MANHATTAN (CN) - The bar associations of New York City's five boroughs filed a motion for an expedited appeal against Mayor Michael Bloomberg's competitive bidding plan, which would assign tens of thousands of conflict cases involving indigent defendants to the already "overburdened and underfunded" Legal Aid Society and other institutional providers.

A New York County judge had dismissed the associations' first petition for an injunction against the plan, finding that the city had acted within its rights by passing an order to abandon the structure set up in 1965, which created the system of representation for criminal defendants who cannot otherwise afford counsel.
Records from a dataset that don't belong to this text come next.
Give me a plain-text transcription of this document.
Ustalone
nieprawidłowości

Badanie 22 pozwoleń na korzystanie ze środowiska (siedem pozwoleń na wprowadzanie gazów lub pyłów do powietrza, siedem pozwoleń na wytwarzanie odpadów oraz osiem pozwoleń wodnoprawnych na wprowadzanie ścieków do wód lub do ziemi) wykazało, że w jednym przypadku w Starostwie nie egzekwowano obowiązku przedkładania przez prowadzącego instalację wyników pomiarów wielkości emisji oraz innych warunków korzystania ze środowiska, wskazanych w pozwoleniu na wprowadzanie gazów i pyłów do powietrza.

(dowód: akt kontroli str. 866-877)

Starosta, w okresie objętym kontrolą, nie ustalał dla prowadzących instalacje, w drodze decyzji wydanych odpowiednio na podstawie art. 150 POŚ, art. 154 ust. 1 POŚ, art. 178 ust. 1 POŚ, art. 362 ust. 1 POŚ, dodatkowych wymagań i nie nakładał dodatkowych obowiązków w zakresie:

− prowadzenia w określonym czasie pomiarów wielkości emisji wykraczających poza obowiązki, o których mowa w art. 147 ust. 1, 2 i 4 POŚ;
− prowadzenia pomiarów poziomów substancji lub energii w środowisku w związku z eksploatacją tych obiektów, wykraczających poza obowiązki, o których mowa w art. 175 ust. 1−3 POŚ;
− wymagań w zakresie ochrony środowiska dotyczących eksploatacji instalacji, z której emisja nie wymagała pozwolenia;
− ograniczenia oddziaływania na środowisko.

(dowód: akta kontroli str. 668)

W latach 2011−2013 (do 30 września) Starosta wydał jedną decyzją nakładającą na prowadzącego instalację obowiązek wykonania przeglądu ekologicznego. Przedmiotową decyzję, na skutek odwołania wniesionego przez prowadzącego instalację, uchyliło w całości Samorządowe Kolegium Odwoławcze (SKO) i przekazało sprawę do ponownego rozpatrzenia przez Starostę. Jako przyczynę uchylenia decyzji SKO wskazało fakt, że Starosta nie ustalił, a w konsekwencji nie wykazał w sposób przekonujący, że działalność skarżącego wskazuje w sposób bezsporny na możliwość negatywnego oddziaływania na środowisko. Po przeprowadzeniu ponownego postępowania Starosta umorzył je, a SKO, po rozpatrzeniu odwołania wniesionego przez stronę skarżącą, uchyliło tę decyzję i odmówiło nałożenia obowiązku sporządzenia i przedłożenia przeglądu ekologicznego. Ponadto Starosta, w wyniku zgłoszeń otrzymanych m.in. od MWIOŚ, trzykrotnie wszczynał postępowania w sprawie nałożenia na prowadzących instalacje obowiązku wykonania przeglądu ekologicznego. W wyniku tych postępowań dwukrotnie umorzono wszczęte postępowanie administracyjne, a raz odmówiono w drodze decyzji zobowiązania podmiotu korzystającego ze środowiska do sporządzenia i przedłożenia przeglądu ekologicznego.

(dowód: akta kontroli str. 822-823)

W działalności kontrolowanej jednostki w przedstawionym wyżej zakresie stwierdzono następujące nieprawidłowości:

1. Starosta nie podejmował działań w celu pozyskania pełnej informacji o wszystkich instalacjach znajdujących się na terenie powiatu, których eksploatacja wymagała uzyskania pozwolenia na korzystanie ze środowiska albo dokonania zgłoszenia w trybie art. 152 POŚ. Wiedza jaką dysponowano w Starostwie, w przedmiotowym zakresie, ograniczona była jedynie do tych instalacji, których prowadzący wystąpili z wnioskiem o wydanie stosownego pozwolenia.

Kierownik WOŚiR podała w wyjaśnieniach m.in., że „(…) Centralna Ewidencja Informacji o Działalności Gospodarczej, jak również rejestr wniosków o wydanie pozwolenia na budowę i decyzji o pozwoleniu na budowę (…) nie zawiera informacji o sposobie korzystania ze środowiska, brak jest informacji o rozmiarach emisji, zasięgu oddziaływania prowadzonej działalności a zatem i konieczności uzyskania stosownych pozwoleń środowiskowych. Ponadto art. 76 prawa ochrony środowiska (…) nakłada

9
"The court recognizes that the city's current plan may cause substantial hardship to private 18-B attorneys," Justice Anil Singh wrote on Jan. 3, referring to private lawyers who take on indigent defense clients assigned by the court. "The economic hardship must be balanced against the city's statutory right to implement a plan that provides adequate representation to indigent defendants charged with a crime. Whether the plan as implemented by the city will meet constitutional standards is yet to unfold."

In the appeal filed Jan. 20, the bar associations say the city cannot adopt a plan that regulates their work without first getting their approval.

"Instead of relying on the plan the city implemented with the advice and cooperation of the county bars in 1965, the mayor was seeking to select all defense providers without the county bars' input, through a confidential competitive bidding process that threatened to emphasize low-cost over quality of legal services," according to a statement released by Haynes and Boone, which represents the associations. "This proposal poses a serious risk that New York City's system for providing legal services to the poor will fall below state and federal constitutional standards."

The bars renewed their plea for an injunction in the motion, claiming that under Bloomberg's plan "the county bars will immediately be sidelined in the indigent defense system."

"The county bars merely wish to maintain the status quo in the indigent defense system to ensure that, during the pendency of this appeal, it continues to operate as it has for the past 45 years," the motion states. "Absent such relief, it is likely the bar plan panels will either be disbanded or threatened by the loss of membership. ... With the already fragile constitutional protections of the indigent at stake, these likely consequences cannot be tolerated when a status quo that has existed for decades can be maintained by a stay for the period it takes to determine the appeal."

Under the 1965 system, county law 18-B was enacted to give indigent defendants four options for representation: public defender, private legal aid society, private attorneys who are paid an hourly rate and furnished by a bar and approved by a state administrator, or any combination of those plans.

"By reserving oversight for the county bars and the courts, Article 18-B ensures that the city cannot unilaterally fashion an indigent defense system by fiat," the groups claimed in their original petition.

"New York City's indigent defense system is already over-burdened and under-funded," that filing states. "Respondents' proposed overhaul of the system ... threatens to further stress and financially starve both the institutional providers and any remaining private attorney panels under the control of the city without any participation by the county bars as advocates and monitors for the constitutional rights of the indigent."

The bidding system, moreover, is also a "new, untested system in which there are no stakeholders free from financial conflicts of interest," the bar associations claim.

They say they want to reinstate the 1965 system "to protect the rights of countless poor New Yorkers whose constitutional right to the effective assistance of counsel is imminently threatened by respondents' plans to replace a legislatively mandated indigent defense system."

They also claim the new system comes with a 30 percent drop in funding. Whereas the budget for indigent defense counsel in the city was $140.1 million in 2009 and nearly $152 million in 2008, the budget for Bloomberg's "entire new plan" is just $101.1 million, the bar groups claim. Meanwhile, there is no sign of a reduction in "burgeoning caseloads."

"Particularly in times of economic crisis, there is every reason to believe the number of people qualifying for assigned counsel will increase," the original petition states.

The bar associations continue to be represented by David Siegal with Haynes and Boone.